Amongst other things, Cochrane uses his model to look at the relationship between the interest rate and inflation.  One feature of this is easy to see from the above equation.  The growth in the nominal value of government debt depends directly on the nominal interest rate.  If the interest rate is increased by 1%, with no change in expected real primary surpluses, the price level needs to grow at an additional 1% to compensate.

This result should not be a great surprise to post-Keynesians.  In a simple Godley & Lavoie model with only short term debt, they also show how an increase in the interest rate would be expansionary (section 4.5.1).  There are certainly differences between the assumptions in these models, but in essence the reason is the same.  An increase in interest rates transfers nominal value from public to private sector.  If this results in the private sector holding more government debt than it wants it will try to spend to get rid of the excess.

We can see that in Cochrane's simple model, when we have perfectly flexible prices, the price level would rise immediately.  So a rise in nominal interest rates would lead to an immediate inflation, with no temporary deflationary period - the neo-Fisherite result.  I have pointed out before that this is a much less likely result with anything other than single period debt.  This model actually provides a good way of showing this again.

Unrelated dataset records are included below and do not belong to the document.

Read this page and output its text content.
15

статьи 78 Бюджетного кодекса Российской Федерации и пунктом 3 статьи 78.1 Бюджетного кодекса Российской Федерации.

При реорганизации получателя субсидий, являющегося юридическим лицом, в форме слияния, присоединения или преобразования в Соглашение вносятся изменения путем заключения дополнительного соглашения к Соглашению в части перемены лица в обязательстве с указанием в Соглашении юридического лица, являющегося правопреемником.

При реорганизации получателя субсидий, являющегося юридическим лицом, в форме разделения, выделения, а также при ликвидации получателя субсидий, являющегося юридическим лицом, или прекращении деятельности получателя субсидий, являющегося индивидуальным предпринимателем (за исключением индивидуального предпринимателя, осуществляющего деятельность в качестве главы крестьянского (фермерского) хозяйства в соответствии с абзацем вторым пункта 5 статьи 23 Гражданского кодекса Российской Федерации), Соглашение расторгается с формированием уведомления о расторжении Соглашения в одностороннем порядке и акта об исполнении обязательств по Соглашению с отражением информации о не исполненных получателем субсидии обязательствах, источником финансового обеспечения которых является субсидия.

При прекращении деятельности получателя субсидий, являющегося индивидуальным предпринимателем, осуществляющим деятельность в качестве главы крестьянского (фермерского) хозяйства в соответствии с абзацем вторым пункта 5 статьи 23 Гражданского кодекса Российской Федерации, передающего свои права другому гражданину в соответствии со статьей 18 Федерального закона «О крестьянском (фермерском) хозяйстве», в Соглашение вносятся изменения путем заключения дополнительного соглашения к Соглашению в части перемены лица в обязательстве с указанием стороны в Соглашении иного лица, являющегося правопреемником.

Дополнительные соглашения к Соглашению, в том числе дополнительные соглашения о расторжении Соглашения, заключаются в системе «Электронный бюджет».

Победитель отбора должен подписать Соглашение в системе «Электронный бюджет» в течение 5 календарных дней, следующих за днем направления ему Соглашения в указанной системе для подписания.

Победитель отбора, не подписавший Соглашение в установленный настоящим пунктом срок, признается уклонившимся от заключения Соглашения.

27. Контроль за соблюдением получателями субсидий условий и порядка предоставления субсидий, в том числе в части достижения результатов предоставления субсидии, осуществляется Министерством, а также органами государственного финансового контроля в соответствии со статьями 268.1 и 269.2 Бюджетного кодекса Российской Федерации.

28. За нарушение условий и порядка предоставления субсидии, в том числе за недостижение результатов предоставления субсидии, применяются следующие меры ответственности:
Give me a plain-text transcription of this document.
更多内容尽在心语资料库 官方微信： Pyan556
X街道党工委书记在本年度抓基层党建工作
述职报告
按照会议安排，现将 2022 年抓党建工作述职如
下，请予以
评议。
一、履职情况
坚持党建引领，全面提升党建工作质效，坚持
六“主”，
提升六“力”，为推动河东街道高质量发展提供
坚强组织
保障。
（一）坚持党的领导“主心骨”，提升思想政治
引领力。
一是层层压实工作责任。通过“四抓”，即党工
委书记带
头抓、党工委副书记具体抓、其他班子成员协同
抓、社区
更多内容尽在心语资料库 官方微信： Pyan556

Let's assume instead that government debt also includes some longer term bonds, previously issued at a discount and maturing in the current period.  We now need to write our equation as:

                                P = [ DS-1 . ( 1 + i-1 ) + DL ] / E(s)

where DS is the nominal value of the short term debt and DL is the redemption value of the longer dated bonds.  Because these longer bonds were already in issue, their payout is not impacted by any change in the current interest rate.  It is immediately obvious that a 1% increase in the current interest rate now translates into a less than 1% increase in the equilibrium price level.  But if inflation rises by less than the nominal interest rate, the real interest rate has risen which will have real effects.  In fact, the only way that flexible prices could eliminate any real effect is if the price level falls in the period in which the increased interest rate is set.  So we get an initial deflationary period, and only thereafter can inflation increase.  This effect with longer dated debt is also illustrated in Godley and Lavoie (section 5.7).

Cochrane's methodology is clearly mainstream and he excludes many things heterodox economists might consider important.  Nevertheless many of the results he derives are consistent with post-Keynesian analysis.  Cochrane tends to be very dismissive of those who consider themselves Keynesians, but I've been increasingly wondering whether he isn't a closet Keynesian himself.  I hope that at some stage he will be able to come to terms with this.

* Cochrane uses the redemption value of discounted debt as his variable.  I have used issue value, because it helps illustrate my point.